Nonetheless, a number of organisations have continued to introduce ground-breaking technologies, like the Health-E-Net, which specialises in remote consultations. Health-E-Net have a mobile app known as Gabriel Teleconsultations, which is being piloted in Turkana.
Turkana is similar in terrain to Garissa – dry, hot and marginalised – and its residents also travel long distances to seek healthcare. Many die on the way, including mothers in childbirth. The Gabriel Tele-consultations app allows a health worker in any of Turkana’s remote locations to consult a doctor or specialist in the county’s headquarters in Lodwar.
The technology can be used offline and in a 2G environment. This is significant as Turkana doesn’t have a well-developed internet network like other parts of the country close to the capital which use fast 4G fibre connection.
The app records patient data, images, videos and radiology images, which can be reviewed by an expert anywhere on the world. This is very important since, in Kenya, medical records are still entered manually. This means that if a patient in Turkana was to travel to, say Nairobi, they would have to be examined afresh, since the health workers in the city will not have access to the patient’s records.
This is not only time-consuming, but also expensive, in a sector that is already reeling from underfunding and decreasing donor funds. Thus, to achieve Universal Health Coverage, the country needs to invest in digital technology, not only for diagnosing and treating patients remotely, but to also save patients’ data, which can be shared or made available to all providers – private to private, public to public and private to public – whether affiliated to each other or not.

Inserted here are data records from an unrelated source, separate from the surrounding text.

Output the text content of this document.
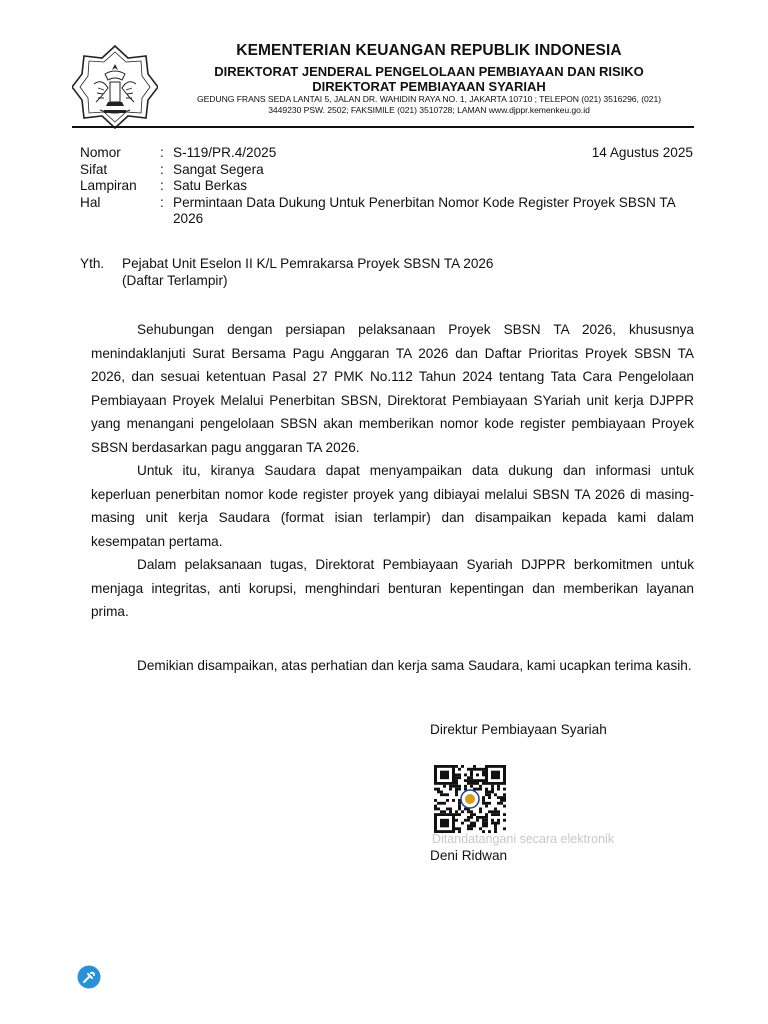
KEMENTERIAN KEUANGAN REPUBLIK INDONESIA
DIREKTORAT JENDERAL PENGELOLAAN PEMBIAYAAN DAN RISIKO
DIREKTORAT PEMBIAYAAN SYARIAH
GEDUNG FRANS SEDA LANTAI 5, JALAN DR. WAHIDIN RAYA NO. 1, JAKARTA 10710 ; TELEPON (021) 3516296, (021)
3449230 PSW. 2502; FAKSIMILE (021) 3510728; LAMAN www.djppr.kemenkeu.go.id
Nomor	: S-119/PR.4/2025
Sifat	: Sangat Segera
Lampiran	: Satu Berkas
Hal	: Permintaan Data Dukung Untuk Penerbitan Nomor Kode Register Proyek SBSN TA 2026
14 Agustus 2025
Yth.	Pejabat Unit Eselon II K/L Pemrakarsa Proyek SBSN TA 2026
(Daftar Terlampir)

Sehubungan dengan persiapan pelaksanaan Proyek SBSN TA 2026, khususnya menindaklanjuti Surat Bersama Pagu Anggaran TA 2026 dan Daftar Prioritas Proyek SBSN TA 2026, dan sesuai ketentuan Pasal 27 PMK No.112 Tahun 2024 tentang Tata Cara Pengelolaan Pembiayaan Proyek Melalui Penerbitan SBSN, Direktorat Pembiayaan SYariah unit kerja DJPPR yang menangani pengelolaan SBSN akan memberikan nomor kode register pembiayaan Proyek SBSN berdasarkan pagu anggaran TA 2026.

Untuk itu, kiranya Saudara dapat menyampaikan data dukung dan informasi untuk keperluan penerbitan nomor kode register proyek yang dibiayai melalui SBSN TA 2026 di masing-masing unit kerja Saudara (format isian terlampir) dan disampaikan kepada kami dalam kesempatan pertama.

Dalam pelaksanaan tugas, Direktorat Pembiayaan Syariah DJPPR berkomitmen untuk menjaga integritas, anti korupsi, menghindari benturan kepentingan dan memberikan layanan prima.

Demikian disampaikan, atas perhatian dan kerja sama Saudara, kami ucapkan terima kasih.

Direktur Pembiayaan Syariah
Ditandatangani secara elektronik
Deni Ridwan
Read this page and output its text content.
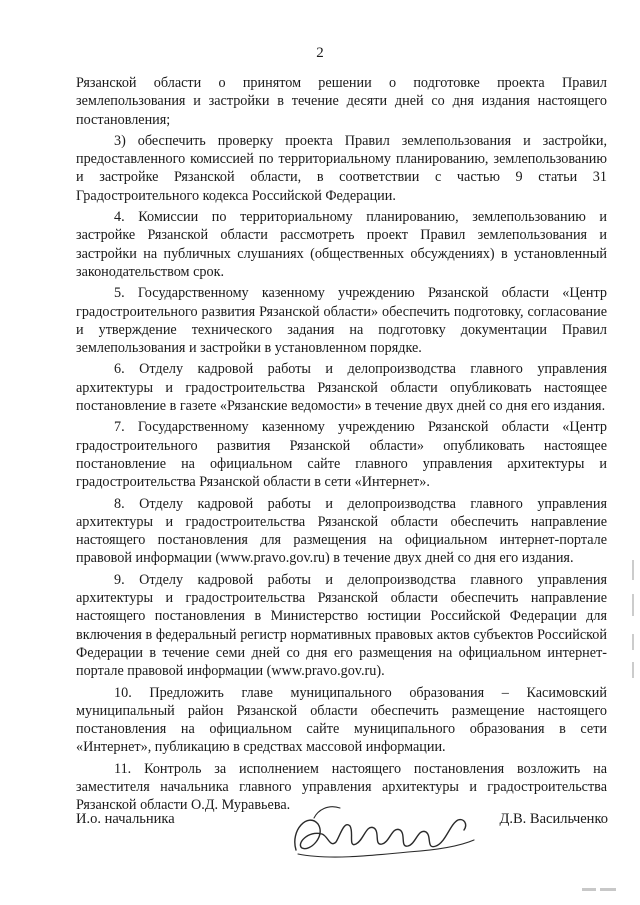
2

Рязанской области о принятом решении о подготовке проекта Правил землепользования и застройки в течение десяти дней со дня издания настоящего постановления;

3) обеспечить проверку проекта Правил землепользования и застройки, предоставленного комиссией по территориальному планированию, землепользованию и застройке Рязанской области, в соответствии с частью 9 статьи 31 Градостроительного кодекса Российской Федерации.

4. Комиссии по территориальному планированию, землепользованию и застройке Рязанской области рассмотреть проект Правил землепользования и застройки на публичных слушаниях (общественных обсуждениях) в установленный законодательством срок.

5. Государственному казенному учреждению Рязанской области «Центр градостроительного развития Рязанской области» обеспечить подготовку, согласование и утверждение технического задания на подготовку документации Правил землепользования и застройки в установленном порядке.

6. Отделу кадровой работы и делопроизводства главного управления архитектуры и градостроительства Рязанской области опубликовать настоящее постановление в газете «Рязанские ведомости» в течение двух дней со дня его издания.

7. Государственному казенному учреждению Рязанской области «Центр градостроительного развития Рязанской области» опубликовать настоящее постановление на официальном сайте главного управления архитектуры и градостроительства Рязанской области в сети «Интернет».

8. Отделу кадровой работы и делопроизводства главного управления архитектуры и градостроительства Рязанской области обеспечить направление настоящего постановления для размещения на официальном интернет-портале правовой информации (www.pravo.gov.ru) в течение двух дней со дня его издания.

9. Отделу кадровой работы и делопроизводства главного управления архитектуры и градостроительства Рязанской области обеспечить направление настоящего постановления в Министерство юстиции Российской Федерации для включения в федеральный регистр нормативных правовых актов субъектов Российской Федерации в течение семи дней со дня его размещения на официальном интернет-портале правовой информации (www.pravo.gov.ru).

10. Предложить главе муниципального образования – Касимовский муниципальный район Рязанской области обеспечить размещение настоящего постановления на официальном сайте муниципального образования в сети «Интернет», публикацию в средствах массовой информации.

11. Контроль за исполнением настоящего постановления возложить на заместителя начальника главного управления архитектуры и градостроительства Рязанской области О.Д. Муравьева.

И.о. начальника	Д.В. Васильченко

Hospitals like Thika Level 5 have already embraced digital data storage. With partnership from Africa Research Africa, a local NGO, the hospital has a paediatrics and lab information management model for electronic medical records already in use. At the same time, the hospital is working on a similar, but integrated module, for reproductive and sexual health to support antenatal, maternity and gynaecological services.
“In Kenya, mobile penetration continues to rise, according to the Communications Authority,” says Kelvin Waweru of Health-E-Net, “where nine in 10 people have a cellphone. Similarly, Internet use is on the rise, with the majority accessing Internet through mobile. Thus, embracing innovations like mobile telemedicine will help address different aspects of UHC, like availability of human resources, knowledge transfer to nurses in remote areas, and access to specialists. This will reduce unnecessary referrals, improve quality of care, and save Kenyans untold pain and suffering.”